02 april 2000 | back | archive | forward | girl | sign | e-mail

we were in line for high fidelity when i saw him. i was surprised i even recognized him. it had been a few months, at least, and he was across the crowded street. but i could tell by the way he walked, his perfectly mussed hair, and his angular nose. he crossed the street toward us, toward the movie theater, and that's when i was positive. it was him.

"oh my gosh," i whispered to claudine. "i went out with him."

he was with a girl. she was tiny and adorable, of course: hair in a bob, jeans cuffed and dangling a leopard-skin printed purse around her wrist. i, on the other hand, was a mess: sand in my dirty hair, wearing some old t-shirt and jeans and sporting sticky, sweaty skin leftover from a day outside (walking on the beach, window shopping and eating a lazy lunch on a restaurant patio).

it was just like a movie: i was the girl who had been left by the boy, and here we were months later running into each other unexpectedly. except no words were exchanged. not an "oh, hello" or a "how've you been?" not even a furtive glance.

they walked right by us while we were standing in line. if he looks at me, i'll say hi, i thought, but if he doesn't turn, i'm not going to say his name. he didn't turn his head. they just walked on by toward the end of the line.

in the theater, he was sitting on the other side of the theater, across the aisle from us, two rows in front and five seats over.

"she's laughing," claudine said. "he's making her laugh."

i rolled my eyes at her as if i could care less, but really, i didn't need her to tell me, because i had noticed, myself. twice before the movie, i thought i saw her turn to look at us. claudine said he turned, too. i felt myself talking loudly and laughing a lot, and i kept thinking, this is so stupid, it's not like i even care, i didn't even like him anyway, but i couldn't really control it. i wanted to look happy, just in case he looked over. i knew he wasn't going to, but i had to be prepared, just in case.

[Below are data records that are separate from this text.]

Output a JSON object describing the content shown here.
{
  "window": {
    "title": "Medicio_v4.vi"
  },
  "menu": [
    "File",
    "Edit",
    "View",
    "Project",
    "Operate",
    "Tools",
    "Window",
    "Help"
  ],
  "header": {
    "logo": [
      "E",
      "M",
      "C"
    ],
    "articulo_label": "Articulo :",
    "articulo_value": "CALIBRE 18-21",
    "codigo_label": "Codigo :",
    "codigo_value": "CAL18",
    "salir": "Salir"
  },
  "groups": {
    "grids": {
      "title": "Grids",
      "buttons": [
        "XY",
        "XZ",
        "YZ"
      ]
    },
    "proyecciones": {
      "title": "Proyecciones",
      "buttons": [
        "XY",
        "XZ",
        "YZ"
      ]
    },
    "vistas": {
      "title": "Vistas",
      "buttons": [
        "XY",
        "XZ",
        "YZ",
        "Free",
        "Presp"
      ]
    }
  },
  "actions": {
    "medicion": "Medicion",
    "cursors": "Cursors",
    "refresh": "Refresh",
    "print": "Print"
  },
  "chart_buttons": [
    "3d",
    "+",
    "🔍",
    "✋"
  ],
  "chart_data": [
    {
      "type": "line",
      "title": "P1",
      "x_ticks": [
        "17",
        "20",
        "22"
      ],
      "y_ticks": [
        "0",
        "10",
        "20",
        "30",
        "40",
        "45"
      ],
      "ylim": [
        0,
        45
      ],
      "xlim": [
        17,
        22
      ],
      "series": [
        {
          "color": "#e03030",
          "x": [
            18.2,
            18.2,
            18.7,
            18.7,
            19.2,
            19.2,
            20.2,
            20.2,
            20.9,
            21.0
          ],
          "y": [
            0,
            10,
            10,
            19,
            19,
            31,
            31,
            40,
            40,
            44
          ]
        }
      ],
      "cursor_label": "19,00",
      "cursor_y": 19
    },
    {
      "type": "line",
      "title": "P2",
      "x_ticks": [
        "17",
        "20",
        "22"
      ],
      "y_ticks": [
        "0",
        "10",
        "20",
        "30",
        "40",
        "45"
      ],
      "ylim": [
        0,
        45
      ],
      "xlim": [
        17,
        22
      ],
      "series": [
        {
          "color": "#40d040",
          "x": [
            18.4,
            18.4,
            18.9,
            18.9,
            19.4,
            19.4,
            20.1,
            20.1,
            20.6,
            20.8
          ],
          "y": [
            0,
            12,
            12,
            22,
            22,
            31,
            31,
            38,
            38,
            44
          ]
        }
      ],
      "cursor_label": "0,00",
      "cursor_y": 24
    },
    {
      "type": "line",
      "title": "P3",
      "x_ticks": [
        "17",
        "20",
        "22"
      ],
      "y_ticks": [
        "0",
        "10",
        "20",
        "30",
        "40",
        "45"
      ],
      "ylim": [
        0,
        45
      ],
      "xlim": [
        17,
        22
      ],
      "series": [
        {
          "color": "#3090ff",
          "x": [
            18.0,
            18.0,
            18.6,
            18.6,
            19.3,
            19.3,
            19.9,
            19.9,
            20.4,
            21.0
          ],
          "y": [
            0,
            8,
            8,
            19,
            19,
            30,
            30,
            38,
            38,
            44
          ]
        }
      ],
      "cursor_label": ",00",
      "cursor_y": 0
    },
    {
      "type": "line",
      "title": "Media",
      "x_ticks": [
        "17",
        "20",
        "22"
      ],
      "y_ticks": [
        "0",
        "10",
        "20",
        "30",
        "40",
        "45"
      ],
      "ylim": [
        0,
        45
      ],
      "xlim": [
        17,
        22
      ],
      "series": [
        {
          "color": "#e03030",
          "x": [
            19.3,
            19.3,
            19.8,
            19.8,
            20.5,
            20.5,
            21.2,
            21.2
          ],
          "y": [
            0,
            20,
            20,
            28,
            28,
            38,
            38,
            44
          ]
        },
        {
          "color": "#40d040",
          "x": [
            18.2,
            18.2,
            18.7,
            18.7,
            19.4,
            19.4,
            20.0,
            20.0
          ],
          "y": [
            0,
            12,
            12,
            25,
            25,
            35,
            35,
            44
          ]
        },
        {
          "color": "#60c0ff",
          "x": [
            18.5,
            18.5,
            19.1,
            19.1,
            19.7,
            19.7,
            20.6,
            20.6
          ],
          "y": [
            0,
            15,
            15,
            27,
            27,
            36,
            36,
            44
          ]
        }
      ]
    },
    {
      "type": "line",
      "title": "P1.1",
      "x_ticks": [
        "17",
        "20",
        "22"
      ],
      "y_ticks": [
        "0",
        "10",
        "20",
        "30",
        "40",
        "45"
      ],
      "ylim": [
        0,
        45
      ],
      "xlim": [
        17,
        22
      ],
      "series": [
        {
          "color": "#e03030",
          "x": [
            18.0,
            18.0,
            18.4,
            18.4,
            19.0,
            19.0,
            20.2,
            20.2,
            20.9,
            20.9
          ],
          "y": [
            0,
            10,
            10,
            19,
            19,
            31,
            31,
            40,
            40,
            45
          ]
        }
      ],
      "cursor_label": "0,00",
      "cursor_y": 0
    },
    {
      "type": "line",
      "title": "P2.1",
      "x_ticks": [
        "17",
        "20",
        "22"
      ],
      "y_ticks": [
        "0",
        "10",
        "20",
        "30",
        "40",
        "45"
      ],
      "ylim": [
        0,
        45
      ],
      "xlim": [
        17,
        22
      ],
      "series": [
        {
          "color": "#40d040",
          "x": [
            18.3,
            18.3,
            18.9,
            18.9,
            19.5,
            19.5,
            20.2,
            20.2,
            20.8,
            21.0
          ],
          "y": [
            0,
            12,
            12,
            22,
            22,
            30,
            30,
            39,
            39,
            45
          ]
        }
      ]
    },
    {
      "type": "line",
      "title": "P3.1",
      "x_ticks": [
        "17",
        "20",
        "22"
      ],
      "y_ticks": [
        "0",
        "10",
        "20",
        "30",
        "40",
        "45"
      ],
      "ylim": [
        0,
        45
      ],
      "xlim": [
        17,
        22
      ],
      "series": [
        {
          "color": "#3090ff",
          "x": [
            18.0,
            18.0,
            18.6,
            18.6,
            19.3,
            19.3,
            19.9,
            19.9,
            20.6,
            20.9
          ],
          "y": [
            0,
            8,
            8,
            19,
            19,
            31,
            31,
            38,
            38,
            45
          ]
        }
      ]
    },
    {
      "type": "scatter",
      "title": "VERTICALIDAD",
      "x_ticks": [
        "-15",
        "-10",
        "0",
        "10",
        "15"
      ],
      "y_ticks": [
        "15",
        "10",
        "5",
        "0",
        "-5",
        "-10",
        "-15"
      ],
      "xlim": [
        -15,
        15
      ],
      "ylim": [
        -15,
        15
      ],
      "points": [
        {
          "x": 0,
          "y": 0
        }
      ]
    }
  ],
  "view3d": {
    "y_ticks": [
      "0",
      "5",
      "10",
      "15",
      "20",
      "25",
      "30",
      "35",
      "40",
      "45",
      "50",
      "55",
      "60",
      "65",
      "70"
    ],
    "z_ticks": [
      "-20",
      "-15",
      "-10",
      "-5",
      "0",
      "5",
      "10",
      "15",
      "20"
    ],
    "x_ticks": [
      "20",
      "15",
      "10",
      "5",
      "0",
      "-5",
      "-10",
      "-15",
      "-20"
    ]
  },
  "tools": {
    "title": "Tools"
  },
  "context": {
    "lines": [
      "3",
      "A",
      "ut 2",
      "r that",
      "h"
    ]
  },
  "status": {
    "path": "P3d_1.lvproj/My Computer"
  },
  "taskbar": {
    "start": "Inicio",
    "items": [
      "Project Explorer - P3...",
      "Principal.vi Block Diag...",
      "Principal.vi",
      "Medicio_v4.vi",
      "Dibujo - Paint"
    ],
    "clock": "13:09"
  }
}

to clarify, he didn't really leave me. we only went out a few times, and it's debatable whether they were actually dates. we had been set up, i thought he was cute, he seemed interested, so we hung out. i say i never really liked him, and i don't mean that in the neener-neener-neener sticky my tongue out with my hands on my hips kind of way. i just don't feel like i got to know him, and i know i didn't let him get to know me. i was trying so hard to be a girl who wore the right things and smiled the perfect smile and told the funniest stories and called at the appropriate times that i didn't have time to be myself. it just sorta fizzled. he was too busy with things, and i was too tired to care. he just wasn't interested, i told gina, but maybe i wasn't interested, either.

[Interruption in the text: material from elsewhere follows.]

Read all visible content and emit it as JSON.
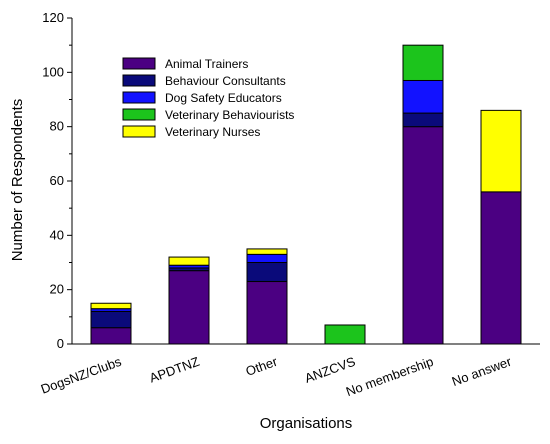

after the movie, claudine and i went outside to wait for joel. i moved through the crowd to the far end of the entrance, where i knew he wouldn't pass. out of the corner of my eye, i saw them cross the street toward the parking structure. i didn't see their faces, or their hands, just their heads bouncing along, like they were happy together.

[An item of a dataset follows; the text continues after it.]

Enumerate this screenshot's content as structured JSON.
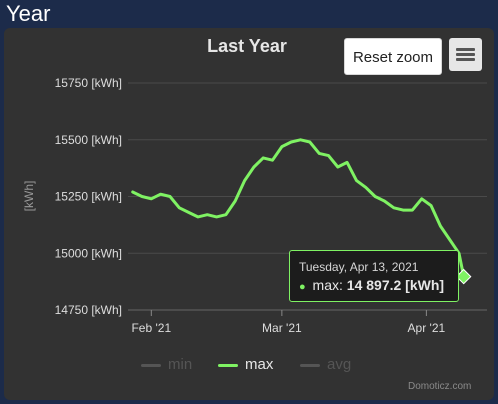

joel came out of the theater, and the three of us wandered down the street toward our parking structure, a few blocks away. as usual, claudine was bumbling about, joel was making funny faces and i was cracking jokes. i'm sure there was part of us that secretly wished we were walking down the street with some kind of significant other, instead, but at least we had each other -- and that was enough company to keep us happy.

inspired:
i broke out the colored pencils today and started sketching. i keep forgetting how good it feels to run a pencil's tip across a blank sheet of paper.

lost:
one load of laundry down, three more loads to go.

found:
craig, of the wonderfully whimsical flipflopflyin.com has done it again, with the mini museum of modern art. go on and get your daily dose of mini culture.

overheard:
"my head hurts and i want to crawl into my sister's bed like when i was little and couldn't sleep because the vastness of the universe scared me, and my brain would always be too small. but there is no bed i can crawl into anymore that'll take this full-grown horror away." -- tomato rodriguez, in flaming iguanas, by erika lopez, a new hero of mine.

nonsequitur:
whipped cream does not belong on regular coffee.